Strukturen erkenne wir nur, wenn hell-dunkel, schwarz-weiß, laut-leise usw. vorhanden ist. Eine Kugel sehen wir nicht mehr als Kugel, sondern als Kreis, wenn die Kugel optimal ausgeleuchtet ist. Unser Gehirn braucht Schatten um die Dreidimensionalität einer Kugel zu erkennen. Und am besten auch noch Bewegung in den Lichtquellen. Ein zu gut ausgeleuchteter Arbeitsplatz ist anstrengend für unser Auge und unser Gehirn. Kerzenlicht bietet viel Schatten und bietet außer einer Entspannung für die Augen eine vermehrte Assoziationsfähigkeit, somit vermehrte Inspiration und Kreativität!
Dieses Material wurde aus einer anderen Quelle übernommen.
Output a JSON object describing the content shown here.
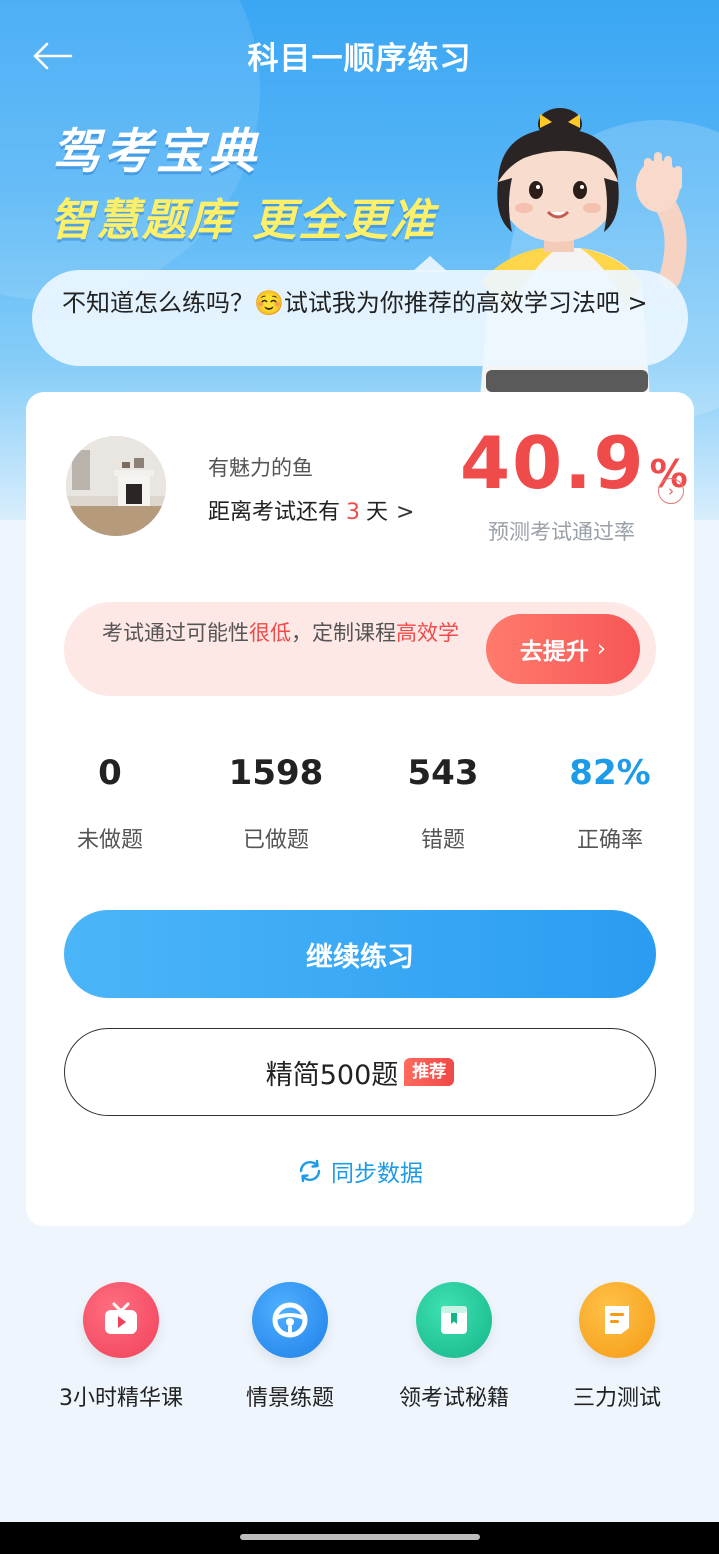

Eintönigkeit oder Gleichheit ist der Tot jeder Wahrnehmung. Abwechslung und Vielfältigkeit bedeutet Leben und Lebendigkeit.
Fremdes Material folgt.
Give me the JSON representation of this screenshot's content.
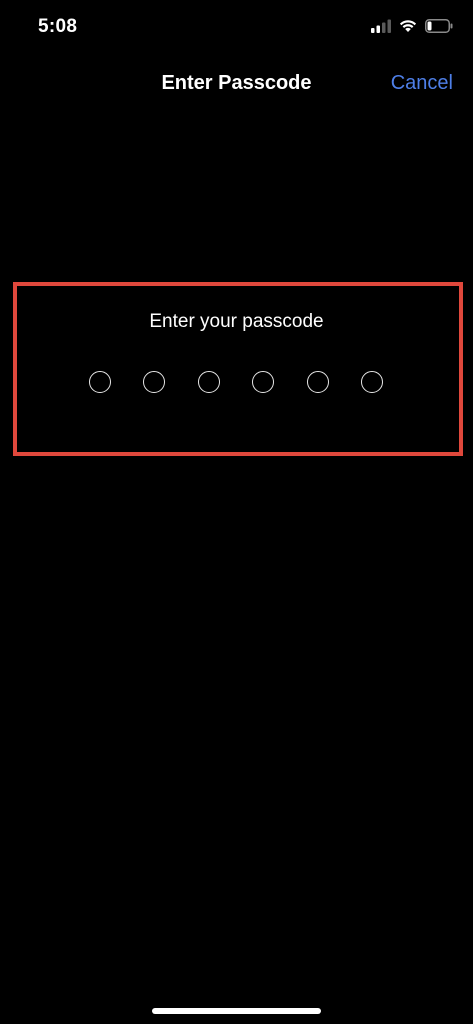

Wenn wir zwei Kilometer auf einer gleichförmigen Straße an einer gleichförmigen Mauer entlang laufen, ermüden wir, die Gedanken werden träge unsere Stimmung sinkt. Laufen wir die gleiche Strecke durch den Wald, fühlen wir uns erholt, haben Energie getankt, unsere Gedanken laufen auf Hochtouren, wir sind inspiriert und entwickeln Tatendrang. Diese Tatsache ist mehreren Umständen geschuldet, aber ein wichtiger Aspekt ist die Abwechslung. Das Auge bekommt eine Vielfalt an Abstufungen von verschiedensten Farben und Helligkeitswerten, von schier unendlichen Strukturen geboten und das alles auch noch in ständiger Bewegung und nicht statisch. Laufen wir quer durch den Wald, ab von den Wegen, genügen schon sehr kurze Strecken um uns wach zu machen.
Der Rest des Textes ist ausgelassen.